Just as with any form of stereotyping, where people have a fixed, immovable mindset about another group of people, misconceptions about the Jews drove antisemitism to horrific lengths.  In a defeated Germany, between WW1 and WW2, Jews were perceived as wealthy leeches, whereas the “German” people were suffering.  Jewish religious beliefs and practices were perceived to be a form of evil mysticism, black magic almost, too far divorced from the Lutheranism of the national religion.  Jews held prestigious positions in society, as doctors, lawyers and brilliant academicians.

Somehow, the fact that German Jews had fought and died for their German fatherland during WW1, and that they thought themselves Germans first, was ignored.  Their cultural heritage and contributions to the arts, philosophy and science were discounted, books were burned and Jews were victimised, depicted as ugly, evil enemies of Germany, its people and its culture.  After all, was it not the Jews who crucified Jesus?
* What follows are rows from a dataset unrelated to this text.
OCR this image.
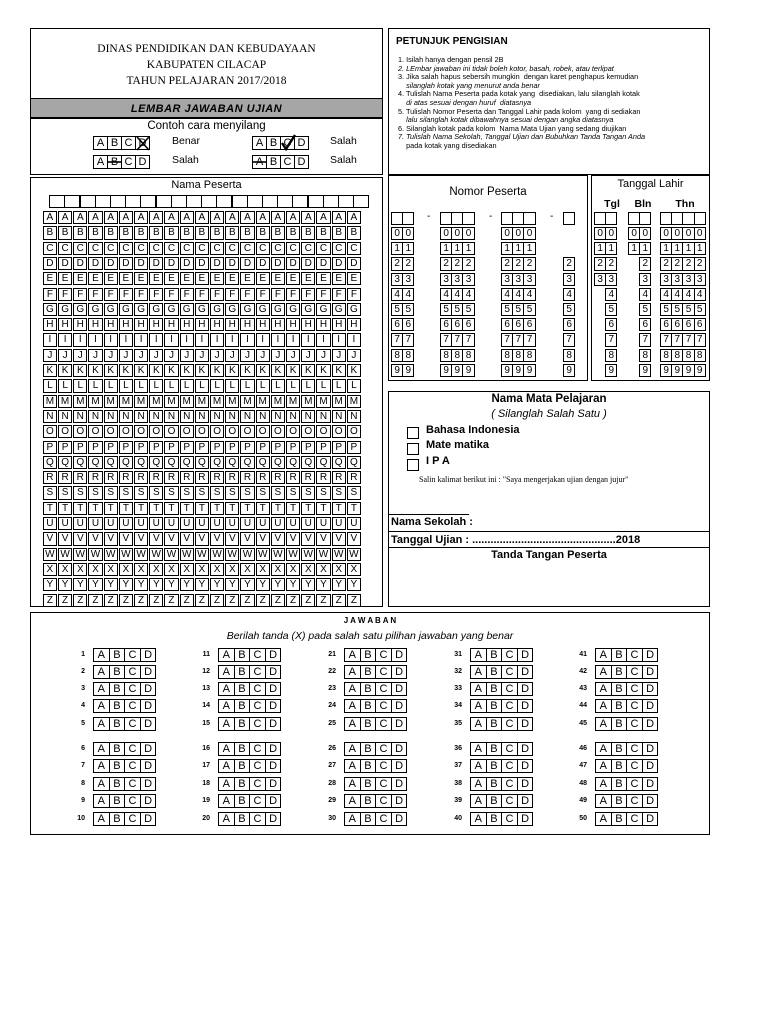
DINAS PENDIDIKAN DAN KEBUDAYAAN
KABUPATEN CILACAP
TAHUN PELAJARAN 2017/2018
LEMBAR JAWABAN UJIAN
Contoh cara menyilang
A B C D	Benar	A B C D	Salah
A B C D	Salah	A B C D	Salah
PETUNJUK PENGISIAN
1. Isilah hanya dengan pensil 2B
2. LEmbar jawaban ini tidak boleh kotor, basah, robek, atau terlipat
3. Jika salah hapus sebersih mungkin  dengan karet penghapus kemudian
silanglah kotak yang menurut anda benar
4. Tulislah Nama Peserta pada kotak yang  disediakan, lalu silanglah kotak
di atas sesuai dengan huruf  diatasnya
5. Tulislah Nomor Peserta dan Tanggal Lahir pada kolom  yang di sediakan
lalu silanglah kotak dibawahnya sesuai dengan angka diatasnya
6. Silanglah kotak pada kolom  Nama Mata Ujian yang sedang diujikan
7. Tulislah Nama Sekolah, Tanggal Ujian dan Bubuhkan Tanda Tangan Anda
pada kotak yang disediakan
Nama Peserta
A A A A A A A A A A A A A A A A A A A A A
B B B B B B B B B B B B B B B B B B B B B
C C C C C C C C C C C C C C C C C C C C C
D D D D D D D D D D D D D D D D D D D D D
E E E E E E E E E E E E E E E E E E E E E
F F F F F F F F F F F F F F F F F F F F F
G G G G G G G G G G G G G G G G G G G G G
H H H H H H H H H H H H H H H H H H H H H
I	I	I	I	I	I	I	I	I	I	I	I	I	I	I	I	I	I	I	I	I
J	J	J	J	J	J	J	J	J	J	J	J	J	J	J	J	J	J	J	J	J
K K K K K K K K K K K K K K K K K K K K K
L L L L L L L L L L L L L L L L L L L L L
M M M M M M M M M M M M M M M M M M M M M
N N N N N N N N N N N N N N N N N N N N N
O O O O O O O O O O O O O O O O O O O O O
P P P P P P P P P P P P P P P P P P P P P
Q Q Q Q Q Q Q Q Q Q Q Q Q Q Q Q Q Q Q Q Q
R R R R R R R R R R R R R R R R R R R R R
S S S S S S S S S S S S S S S S S S S S S
T T T T T T T T T T T T T T T T T T T T T
U U U U U U U U U U U U U U U U U U U U U
V V V V V V V V V V V V V V V V V V V V V
W W W W W W W W W W W W W W W W W W W W W
X X X X X X X X X X X X X X X X X X X X X
Y Y Y Y Y Y Y Y Y Y Y Y Y Y Y Y Y Y Y Y Y
Z Z Z Z Z Z Z Z Z Z Z Z Z Z Z Z Z Z Z Z Z
Nomor Peserta
-	-	-
0 0	0 0 0	0 0 0
1 1	1 1 1	1 1 1
2 2	2 2 2	2 2 2	2
3 3	3 3 3	3 3 3	3
4 4	4 4 4	4 4 4	4
5 5	5 5 5	5 5 5	5
6 6	6 6 6	6 6 6	6
7 7	7 7 7	7 7 7	7
8 8	8 8 8	8 8 8	8
9 9	9 9 9	9 9 9	9
Tanggal Lahir
Tgl	Bln	Thn
0 0	0 0	0 0 0 0
1 1	1 1	1 1 1 1
2 2	2	2 2 2 2
3 3	3	3 3 3 3
4	4	4 4 4 4
5	5	5 5 5 5
6	6	6 6 6 6
7	7	7 7 7 7
8	8	8 8 8 8
9	9	9 9 9 9
Nama Mata Pelajaran
( Silanglah Salah Satu )
Bahasa Indonesia
Mate matika
I P A
Salin kalimat berikut ini : "Saya mengerjakan ujian dengan jujur"
Nama Sekolah :
Tanggal Ujian : ...............................................2018
Tanda Tangan Peserta
J A W A B A N
Berilah tanda (X) pada salah satu pilihan jawaban yang benar
1	A B C D
2	A B C D
3	A B C D
4	A B C D
5	A B C D
6	A B C D
7	A B C D
8	A B C D
9	A B C D
10	A B C D
11	A B C D
12	A B C D
13	A B C D
14	A B C D
15	A B C D
16	A B C D
17	A B C D
18	A B C D
19	A B C D
20	A B C D
21	A B C D
22	A B C D
23	A B C D
24	A B C D
25	A B C D
26	A B C D
27	A B C D
28	A B C D
29	A B C D
30	A B C D
31	A B C D
32	A B C D
33	A B C D
34	A B C D
35	A B C D
36	A B C D
37	A B C D
38	A B C D
39	A B C D
40	A B C D
41	A B C D
42	A B C D
43	A B C D
44	A B C D
45	A B C D
46	A B C D
47	A B C D
48	A B C D
49	A B C D
50	A B C D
In an earlier period of history, in Russia, pogroms were carried out that looted and burned Jewish homes, denied them their property, their human rights and their lives.  All these actions were based on fear, prejudice and antisemitism.  Poland too was guilty of treating Jews as less than human; as a nation, they also used antisemitism to drive their policies.

You would think that humanity could learn something from history and that antisemitism is now a thing of the past.  That may well be the case in some enlightened societies.  But there are still vestiges of this remaining.  Being Jewish is still viewed by some as suspect, too different, and maybe even a threat.  Prejudice still means that Jews will not be allowed to join certain organizations and clubs, reserved for white, Anglo-Saxon Protestants.  That more subtle form of antisemitism is alive and well and rears its ugly head in many everyday situations. 

There is still the stereotyping that surrounds religious beliefs, economic wealth, alien cultural norms, misconceptions and ignorance that keep the practice of antisemitism alive.  The only hope that remains is that another Holocaust, at least in connection with Jews, can never be repeated.  We have learned from that, the horrific results of antisemitism.  I hope.